Un pregiudizio che si avverte fin da quando le bambine frequentano la scuola dell’infanzia, le materie Stem, deve aver mormorato qualcuno al loro orecchio, non fanno per voi. “Quando mi sono iscritta alla Facoltà di Fisica a Tor Vergata eravamo sessanta corsisti, solo dieci le ragazze”, ha spiegato Licia Troisi, astrofisica e scrittrice fantasy italiana più tradotta al mondo. Sono dati, ovvero sono fotografie di una consapevolezza che manca.

E’ un’Italia che non fa i conti con i numeri della realtà autentica: quella, ad esempio, di una progressiva riduzione delle famiglie cosiddette tradizionali mentre è un dato che ci si sposi di meno e che siano in aumento quelle monoparentali. Per non parlare del mondo degli invisibili, ovvero di tutte le realtà Lgbtq+ che non sono censite. E che, per dirne solo uno, generano a un torto a una fascia nobile, quella dei nonni di bambini figli di coppie omosessuali, che a loro volta si vedono disconosciuti. Dati che raccontano la mancanza di welfare, il che costringe spesso le donne a scegliere: o un figlio o il lavoro. L’alternativa è stare a casa e far fare percorsi di soddisfazione ai partner.

E poi.

E poi c’è bisogno di farsi sentire. Ci vorrebbe più teatro civile, quello che fa sorridere e riflettere. Le case puzzano, diceva Gaber. E’ vero. Perché dentro a quattro mura può accadere di tutto e al di fuori potrebbe non saperlo mai nessuno. Per questo e a maggior ragione andrebbe insegnato alle giovani generazioni – e qui sì che ci vorrebbe una scuola al passo con i tempi – non solo un’educazione affettiva ma anche la consapevolezza di sé, che è culturale e mentale. E che fin da subito introduce un’idea nella testa fin da quando si è piccole, io non dipendo da te. Il passo successivo, ma che vedranno in futuro, è la consapevolezza finanziaria: (io non dipendo da te), quindi conti separati, io il mio, tu il tuo. Il patriarcato, che non dovrà mai correre il rischio di essere negato fin quando esiste, alberga nell’idea storica e distorta di poter incidere sulle donne forzando l’idea della loro incapacità, dello loro mancata autosufficienza. Non a caso mano a mano che la loro evoluzione da sperata si fa autentica, lo scarto verso il rifiuto di dettami imposti si rinforza. Ed è lì che si ha lo strappo che l’uomo non sa accettare perché non fa parte della cultura ancora dominante.

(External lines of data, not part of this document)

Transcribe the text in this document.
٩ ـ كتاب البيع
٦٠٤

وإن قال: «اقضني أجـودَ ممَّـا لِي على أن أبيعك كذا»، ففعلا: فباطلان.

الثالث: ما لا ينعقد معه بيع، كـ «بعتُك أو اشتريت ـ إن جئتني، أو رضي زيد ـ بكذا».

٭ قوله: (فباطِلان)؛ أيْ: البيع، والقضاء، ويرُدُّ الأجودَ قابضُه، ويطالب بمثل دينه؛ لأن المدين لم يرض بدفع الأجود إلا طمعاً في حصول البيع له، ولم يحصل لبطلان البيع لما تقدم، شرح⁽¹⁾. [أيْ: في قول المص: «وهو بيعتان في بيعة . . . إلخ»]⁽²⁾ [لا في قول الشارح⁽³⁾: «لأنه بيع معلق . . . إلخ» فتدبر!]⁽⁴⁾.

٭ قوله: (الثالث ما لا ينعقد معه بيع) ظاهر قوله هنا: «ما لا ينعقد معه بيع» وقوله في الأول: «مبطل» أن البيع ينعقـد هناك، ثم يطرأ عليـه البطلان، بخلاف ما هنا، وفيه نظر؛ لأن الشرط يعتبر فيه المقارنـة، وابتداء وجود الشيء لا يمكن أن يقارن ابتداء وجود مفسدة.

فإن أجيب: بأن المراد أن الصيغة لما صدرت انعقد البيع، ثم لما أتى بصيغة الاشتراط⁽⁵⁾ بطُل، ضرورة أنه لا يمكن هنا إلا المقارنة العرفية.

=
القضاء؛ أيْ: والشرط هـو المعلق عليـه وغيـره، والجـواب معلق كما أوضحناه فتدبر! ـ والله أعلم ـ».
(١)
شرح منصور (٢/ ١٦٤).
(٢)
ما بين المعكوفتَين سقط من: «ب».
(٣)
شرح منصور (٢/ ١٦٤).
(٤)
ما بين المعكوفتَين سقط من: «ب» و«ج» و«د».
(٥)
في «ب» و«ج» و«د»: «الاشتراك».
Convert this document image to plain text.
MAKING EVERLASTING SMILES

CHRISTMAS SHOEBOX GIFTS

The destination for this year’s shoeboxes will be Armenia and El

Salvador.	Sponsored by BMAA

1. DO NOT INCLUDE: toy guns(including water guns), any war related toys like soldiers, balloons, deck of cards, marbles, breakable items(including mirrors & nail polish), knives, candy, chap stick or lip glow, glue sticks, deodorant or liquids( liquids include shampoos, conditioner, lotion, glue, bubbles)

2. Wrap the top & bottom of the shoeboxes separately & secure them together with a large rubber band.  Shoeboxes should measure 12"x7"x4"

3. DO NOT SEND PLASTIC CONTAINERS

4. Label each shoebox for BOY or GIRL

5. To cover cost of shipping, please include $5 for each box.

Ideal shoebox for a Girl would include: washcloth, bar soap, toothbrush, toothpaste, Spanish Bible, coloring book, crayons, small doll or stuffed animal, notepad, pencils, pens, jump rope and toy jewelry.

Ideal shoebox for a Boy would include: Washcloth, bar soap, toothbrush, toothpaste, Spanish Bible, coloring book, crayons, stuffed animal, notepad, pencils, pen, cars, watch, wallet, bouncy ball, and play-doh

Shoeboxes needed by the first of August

Siamo solo all’inizio di una percorso che ha il dovere di segnare il passo e affermare un concetto. Negare il patriarcato è un torto che si fa all’intelligenza di cittadini che concorrono a questo paese nel quale se la natalità e il suo desiderio si assottigliano progressivamente fino a diventare possibili solo a un ceto riconosciuto economicamente e socialmente un motivo c’è.

La violenza di genere non è solo il femminicidio; il femminicidio è l’ultimo passo di percorso che vi conduce, a partire dalla negazione di una società che chiede di essere riconosciuta nei suoi cambiamenti, nelle sue evoluzioni, nelle sue legittime aspettative. Negarle questo riconoscimento significa negare i diritti. Che se esistono solo per alcuni, ormai lo sappiamo, si chiamano privilegi.